When it comes to personal computing, the laptop has become most people’s first option. They’re easily transported, most come with a touchscreen, and they come in a variety of sizes and configurations, with all sorts of different features that set them apart — larger desktop replacements, easily portable models for users on the go, high-powered gaming laptops and 2-in-1 convertibles that can be used as a tablet. Here are four of CNET’s picks for the best laptops of the last year.
1. Apple MacBook Pro with Touch Bar (13-inch)
Product Review: http://cnet.com/products/apple-macbook-pro-with-touch-bar-13-inch-2016/review/#ftag=CAD187281f
The good: The inventive Touch Bar streamlines work and saves clicks, and Apple has improved almost every part of the thinner, lighter MacBook Pro, including a larger touchpad, faster components and a flatter keyboard. iPhone’s Touch ID is handy on the Mac, too.
The bad: You’re paying a hefty premium for the Touch Bar, which supports only a limited handful of Apple apps for now. The USB-C-only ports mean carrying a bag full of dongles. The lack of high-end graphics or huge RAM options in the 13-inch model may frustrate photo and video professionals.
The cost: $1,699.99 to $1,799.99
The bottom line:
Apple’s smart, useful Touch Bar makes it well worth splurging on the step-up version of the streamlined 13-inch MacBook Pro.
2. Razer Blade Stealth
Product Review: http://cnet.com/products/razer-blade-stealth-late-2016/review/#ftag=CAD187281f
The good: The Razer Blade Stealth includes a Core i7 processor and high-res touchscreen even in its lowest-end configuration; it has more ports than other 12-inch laptops and a fun Chroma backlit keyboard.
The bad: It’s bigger and heavier than 12-inch laptops from Apple, Asus and others. The thick bezel around the screen feels dated and configuration options are limited.
The cost: $1,449.99
The bottom line: The Razer Blade Stealth offers better specs for less money than the competition, and includes features others lack, such as a high-res touch screen and full-size USB ports. The design is slick, the price is right, but it’s not as slim and portable as other 12-inch laptops.
3. Lenovo Miix 510
Product Review: http://cnet.com/products/lenovo-miix-510/review/#ftag=CAD187281f
The good: The good-looking hinged kickstand has a lot of positioning flexibility. Has a USB-C port for video output and peripherals with adapters. Unlike Microsoft, Lenovo includes a generally excellent backlit keyboard cover. Lenovo’s Active Pen and palm rejection work very well.

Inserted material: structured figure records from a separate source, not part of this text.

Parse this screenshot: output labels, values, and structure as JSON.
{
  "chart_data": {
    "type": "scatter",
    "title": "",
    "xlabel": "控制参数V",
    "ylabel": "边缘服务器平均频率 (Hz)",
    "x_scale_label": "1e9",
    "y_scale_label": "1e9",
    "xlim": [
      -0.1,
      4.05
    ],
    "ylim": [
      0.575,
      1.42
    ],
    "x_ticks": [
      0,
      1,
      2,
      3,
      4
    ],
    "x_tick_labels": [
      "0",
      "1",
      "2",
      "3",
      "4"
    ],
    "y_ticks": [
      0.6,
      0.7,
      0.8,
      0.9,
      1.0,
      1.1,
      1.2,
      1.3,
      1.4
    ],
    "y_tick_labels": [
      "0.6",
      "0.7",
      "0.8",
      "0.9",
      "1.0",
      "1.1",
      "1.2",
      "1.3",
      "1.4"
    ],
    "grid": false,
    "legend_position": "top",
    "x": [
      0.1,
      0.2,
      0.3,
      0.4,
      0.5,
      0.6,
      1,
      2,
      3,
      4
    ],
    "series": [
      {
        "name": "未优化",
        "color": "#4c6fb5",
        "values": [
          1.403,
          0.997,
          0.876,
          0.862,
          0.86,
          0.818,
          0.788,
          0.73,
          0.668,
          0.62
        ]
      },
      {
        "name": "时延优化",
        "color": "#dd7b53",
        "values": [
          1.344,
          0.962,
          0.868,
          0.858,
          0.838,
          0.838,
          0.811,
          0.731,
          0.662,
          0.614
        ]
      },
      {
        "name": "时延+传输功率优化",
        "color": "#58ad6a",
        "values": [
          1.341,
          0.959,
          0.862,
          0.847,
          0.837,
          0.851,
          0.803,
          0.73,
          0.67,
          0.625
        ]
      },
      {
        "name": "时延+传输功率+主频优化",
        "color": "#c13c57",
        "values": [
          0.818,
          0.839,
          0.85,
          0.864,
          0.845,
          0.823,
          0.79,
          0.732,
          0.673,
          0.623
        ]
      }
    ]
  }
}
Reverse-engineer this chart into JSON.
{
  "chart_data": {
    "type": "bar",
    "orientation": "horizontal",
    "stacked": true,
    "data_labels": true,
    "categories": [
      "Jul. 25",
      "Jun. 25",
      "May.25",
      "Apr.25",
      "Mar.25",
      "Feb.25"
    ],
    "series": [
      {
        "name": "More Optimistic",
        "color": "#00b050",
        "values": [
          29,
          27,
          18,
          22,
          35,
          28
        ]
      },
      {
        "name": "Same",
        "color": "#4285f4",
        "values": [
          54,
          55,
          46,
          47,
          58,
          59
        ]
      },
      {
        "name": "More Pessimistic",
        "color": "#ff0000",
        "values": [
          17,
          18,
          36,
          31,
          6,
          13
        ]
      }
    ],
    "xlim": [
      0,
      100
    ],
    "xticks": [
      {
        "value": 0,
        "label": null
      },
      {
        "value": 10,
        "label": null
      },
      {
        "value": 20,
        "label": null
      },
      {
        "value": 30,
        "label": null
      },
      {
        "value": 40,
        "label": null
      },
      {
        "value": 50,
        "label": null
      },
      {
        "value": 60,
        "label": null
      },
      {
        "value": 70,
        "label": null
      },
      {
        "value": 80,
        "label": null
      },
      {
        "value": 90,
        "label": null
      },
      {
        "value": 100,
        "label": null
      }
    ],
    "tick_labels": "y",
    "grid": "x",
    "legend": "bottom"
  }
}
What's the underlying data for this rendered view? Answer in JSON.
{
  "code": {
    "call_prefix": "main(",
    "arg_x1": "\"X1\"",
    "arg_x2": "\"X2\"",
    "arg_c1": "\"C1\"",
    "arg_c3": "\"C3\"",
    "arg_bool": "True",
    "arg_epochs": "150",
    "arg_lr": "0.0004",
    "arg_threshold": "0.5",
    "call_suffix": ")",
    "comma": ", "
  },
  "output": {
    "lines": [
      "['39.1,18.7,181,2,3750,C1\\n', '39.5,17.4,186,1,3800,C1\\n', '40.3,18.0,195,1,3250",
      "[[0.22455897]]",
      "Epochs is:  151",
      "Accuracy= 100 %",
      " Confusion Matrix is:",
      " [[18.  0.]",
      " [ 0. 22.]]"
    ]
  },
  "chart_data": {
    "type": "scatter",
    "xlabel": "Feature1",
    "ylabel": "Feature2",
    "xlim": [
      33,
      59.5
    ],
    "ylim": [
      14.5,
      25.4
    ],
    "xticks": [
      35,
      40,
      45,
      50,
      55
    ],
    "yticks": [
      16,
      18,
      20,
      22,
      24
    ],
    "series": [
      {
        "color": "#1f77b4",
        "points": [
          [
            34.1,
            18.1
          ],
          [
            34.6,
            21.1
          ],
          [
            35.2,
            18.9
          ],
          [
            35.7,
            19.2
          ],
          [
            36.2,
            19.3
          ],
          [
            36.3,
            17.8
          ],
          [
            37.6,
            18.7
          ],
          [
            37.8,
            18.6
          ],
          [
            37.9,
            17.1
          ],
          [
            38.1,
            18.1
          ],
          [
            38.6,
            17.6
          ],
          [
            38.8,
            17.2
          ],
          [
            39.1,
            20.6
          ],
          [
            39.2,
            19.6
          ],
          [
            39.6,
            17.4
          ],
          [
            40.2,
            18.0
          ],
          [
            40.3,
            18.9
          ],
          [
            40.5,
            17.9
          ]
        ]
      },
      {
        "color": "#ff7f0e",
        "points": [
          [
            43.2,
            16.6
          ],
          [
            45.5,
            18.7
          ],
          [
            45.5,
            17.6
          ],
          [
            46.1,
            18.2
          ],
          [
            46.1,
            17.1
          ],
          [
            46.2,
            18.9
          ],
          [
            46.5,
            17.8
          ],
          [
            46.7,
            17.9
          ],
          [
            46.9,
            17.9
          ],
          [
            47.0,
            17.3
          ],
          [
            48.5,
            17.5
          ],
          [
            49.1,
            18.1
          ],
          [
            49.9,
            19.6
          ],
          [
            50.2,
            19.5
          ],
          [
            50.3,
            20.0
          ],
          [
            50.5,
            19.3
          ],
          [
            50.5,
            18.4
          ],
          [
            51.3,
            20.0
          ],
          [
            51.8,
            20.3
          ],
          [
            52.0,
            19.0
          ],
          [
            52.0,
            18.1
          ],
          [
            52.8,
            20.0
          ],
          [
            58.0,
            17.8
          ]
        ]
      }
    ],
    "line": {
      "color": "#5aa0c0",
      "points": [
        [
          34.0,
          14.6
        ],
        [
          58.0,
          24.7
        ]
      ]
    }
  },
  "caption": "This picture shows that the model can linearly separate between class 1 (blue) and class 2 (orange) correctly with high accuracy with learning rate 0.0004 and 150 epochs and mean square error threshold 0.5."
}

The bad: The fans can get a little too loud for quiet environments. No memory card slot for expansion. The Active Pen is a $40 extra and its included holder blocks the power jack. The tiny right-hand shift key is horrible.
The cost: $591.99 to $610.85
The bottom line: The Lenovo Miix 510 is an excellent — and more affordable Â– alternative to Microsoft’s 2-in-1 tablet PC. And it might be the better choice for you.
4. Dell XPS 13 2-in-1
Product Review: http://cnet.com/products/dell-xps-13-2-in-1-2017/review/#ftag=CAD187281f
The good: This new version of the XPS 13 adds a hybrid hinge and thinner body. The edge-to-edge, nearly bezel-free display makes maximum use of space, and the starting price is extremely reasonable.
The bad: Standard USB ports get swapped for USB-C ones, the Intel Y-series processor isn’t as fast as those found in more traditional laptops and the power button can be tricky to hit.
The cost: $999.99
The bottom line: Despite a few trade-offs in ports and processing power, this slimmer hybrid version of the XPS 13 is an excellent full-time laptop and part-time tablet.